Frequently Asked Questions
What does it mean that the new agentic memory framework uses 118K tokens per query?
It means the end-to-end prompt and retrieval context sent to the reasoning model averages about 118,000 tokens per query — a measured, operational metric showing how much context actually reaches the model. Lower token counts imply lower latency and cost if quality is preserved.
Why does LangMem consume 3.26M tokens for similar tasks?
LangMem-style pipelines often retrieve large amounts of raw context with high redundancy and rely on the main model to filter it. That approach sends far more tokens to the model, inflating cost and introducing noise, which explains the higher token consumption figure.
Does using fewer tokens always mean better performance?
No. Token efficiency matters only when relevant signal is preserved.

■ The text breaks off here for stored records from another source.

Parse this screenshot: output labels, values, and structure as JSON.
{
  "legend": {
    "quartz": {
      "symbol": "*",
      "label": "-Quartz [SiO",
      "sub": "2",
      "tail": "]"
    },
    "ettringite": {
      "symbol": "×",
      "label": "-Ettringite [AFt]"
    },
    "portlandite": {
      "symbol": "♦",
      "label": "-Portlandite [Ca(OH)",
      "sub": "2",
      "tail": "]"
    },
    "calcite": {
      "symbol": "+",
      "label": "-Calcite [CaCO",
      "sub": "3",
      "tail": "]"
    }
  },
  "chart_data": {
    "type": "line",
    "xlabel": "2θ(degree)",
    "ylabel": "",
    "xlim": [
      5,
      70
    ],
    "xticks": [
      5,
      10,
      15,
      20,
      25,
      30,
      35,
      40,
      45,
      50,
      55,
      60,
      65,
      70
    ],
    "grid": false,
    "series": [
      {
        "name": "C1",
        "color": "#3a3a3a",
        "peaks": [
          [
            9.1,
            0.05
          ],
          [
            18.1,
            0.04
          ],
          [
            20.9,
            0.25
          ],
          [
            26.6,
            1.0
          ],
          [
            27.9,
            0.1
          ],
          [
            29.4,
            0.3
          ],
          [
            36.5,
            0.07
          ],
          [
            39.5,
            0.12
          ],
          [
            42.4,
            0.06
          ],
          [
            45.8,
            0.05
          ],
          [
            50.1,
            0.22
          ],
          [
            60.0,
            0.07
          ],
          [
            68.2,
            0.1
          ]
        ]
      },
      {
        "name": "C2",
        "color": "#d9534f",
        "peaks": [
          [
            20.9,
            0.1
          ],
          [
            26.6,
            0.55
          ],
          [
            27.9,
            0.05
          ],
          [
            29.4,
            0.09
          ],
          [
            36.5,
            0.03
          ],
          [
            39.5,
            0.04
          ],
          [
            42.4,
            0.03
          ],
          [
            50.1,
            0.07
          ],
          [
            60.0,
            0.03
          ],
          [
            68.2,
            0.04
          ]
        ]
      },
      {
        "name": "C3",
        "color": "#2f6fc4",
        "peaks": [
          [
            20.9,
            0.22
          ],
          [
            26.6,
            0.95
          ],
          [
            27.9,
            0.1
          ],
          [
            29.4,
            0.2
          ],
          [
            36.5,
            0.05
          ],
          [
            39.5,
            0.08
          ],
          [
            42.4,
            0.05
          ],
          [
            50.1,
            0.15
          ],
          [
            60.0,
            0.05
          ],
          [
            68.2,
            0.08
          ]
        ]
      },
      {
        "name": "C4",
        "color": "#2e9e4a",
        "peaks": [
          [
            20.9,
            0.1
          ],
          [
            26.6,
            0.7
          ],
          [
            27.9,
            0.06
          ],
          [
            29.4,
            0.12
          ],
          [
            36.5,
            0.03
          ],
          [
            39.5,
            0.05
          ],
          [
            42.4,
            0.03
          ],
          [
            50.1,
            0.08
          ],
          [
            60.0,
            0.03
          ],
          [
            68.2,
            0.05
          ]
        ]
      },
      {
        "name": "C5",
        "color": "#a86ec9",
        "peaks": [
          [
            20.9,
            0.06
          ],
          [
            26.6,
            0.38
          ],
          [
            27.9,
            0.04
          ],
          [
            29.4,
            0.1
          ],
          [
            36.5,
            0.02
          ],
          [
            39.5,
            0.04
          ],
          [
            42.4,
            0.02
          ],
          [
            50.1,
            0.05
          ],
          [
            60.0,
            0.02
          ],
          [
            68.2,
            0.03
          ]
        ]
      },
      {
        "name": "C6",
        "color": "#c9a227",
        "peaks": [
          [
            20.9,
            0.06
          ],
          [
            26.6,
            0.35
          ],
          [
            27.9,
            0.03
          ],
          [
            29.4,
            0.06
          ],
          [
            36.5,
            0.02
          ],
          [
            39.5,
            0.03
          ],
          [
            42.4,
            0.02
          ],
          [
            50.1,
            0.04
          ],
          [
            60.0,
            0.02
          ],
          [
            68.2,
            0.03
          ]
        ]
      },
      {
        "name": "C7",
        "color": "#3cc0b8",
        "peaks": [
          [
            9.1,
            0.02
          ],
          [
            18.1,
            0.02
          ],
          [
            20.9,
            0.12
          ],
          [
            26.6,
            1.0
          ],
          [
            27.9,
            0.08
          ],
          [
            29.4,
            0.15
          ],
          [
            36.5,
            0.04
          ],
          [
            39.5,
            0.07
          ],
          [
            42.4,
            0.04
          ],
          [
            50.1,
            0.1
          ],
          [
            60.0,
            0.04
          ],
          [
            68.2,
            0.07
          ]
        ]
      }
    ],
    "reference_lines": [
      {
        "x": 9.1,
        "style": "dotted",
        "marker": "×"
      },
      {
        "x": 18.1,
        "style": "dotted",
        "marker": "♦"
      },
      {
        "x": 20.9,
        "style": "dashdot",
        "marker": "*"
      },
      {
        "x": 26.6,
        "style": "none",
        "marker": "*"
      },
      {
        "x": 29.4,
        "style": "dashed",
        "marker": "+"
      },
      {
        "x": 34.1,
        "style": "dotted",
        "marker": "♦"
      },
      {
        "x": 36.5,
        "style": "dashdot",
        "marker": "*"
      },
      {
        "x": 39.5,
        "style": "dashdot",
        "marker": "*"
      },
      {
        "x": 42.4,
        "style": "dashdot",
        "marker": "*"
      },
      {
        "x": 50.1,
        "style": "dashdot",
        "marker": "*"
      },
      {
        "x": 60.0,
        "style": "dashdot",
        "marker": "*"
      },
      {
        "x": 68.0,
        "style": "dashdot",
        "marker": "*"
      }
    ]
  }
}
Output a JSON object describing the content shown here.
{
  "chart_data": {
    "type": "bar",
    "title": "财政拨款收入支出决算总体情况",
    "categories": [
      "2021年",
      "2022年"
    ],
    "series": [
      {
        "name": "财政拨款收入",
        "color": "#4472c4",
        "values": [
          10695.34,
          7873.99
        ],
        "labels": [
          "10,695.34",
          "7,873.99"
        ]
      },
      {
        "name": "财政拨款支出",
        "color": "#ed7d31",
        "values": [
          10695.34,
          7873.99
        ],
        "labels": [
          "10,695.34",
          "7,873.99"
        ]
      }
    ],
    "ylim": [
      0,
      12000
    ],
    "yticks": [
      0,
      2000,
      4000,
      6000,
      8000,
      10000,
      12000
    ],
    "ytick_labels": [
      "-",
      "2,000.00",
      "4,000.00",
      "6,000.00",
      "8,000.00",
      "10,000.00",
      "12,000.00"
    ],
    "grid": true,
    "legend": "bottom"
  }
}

The goal is to maximize useful information per token — reduce noise while keeping or improving task-specific quality.
What practical first step should teams take to adopt agentic memory ideas?
Start by instrumenting tokens-per-query and retrieval-precision metrics. Then add a lightweight reranker/summarizer before the main model to compress context and compare downstream quality and cost.
When is LangMem still a reasonable choice?
If your tasks are short-horizon, histories small, or engineering resources limited, a well-tuned RAG/LangMem approach can be simpler and sufficient. Agentic memory pays off primarily for long-lived user histories and repeated interactions.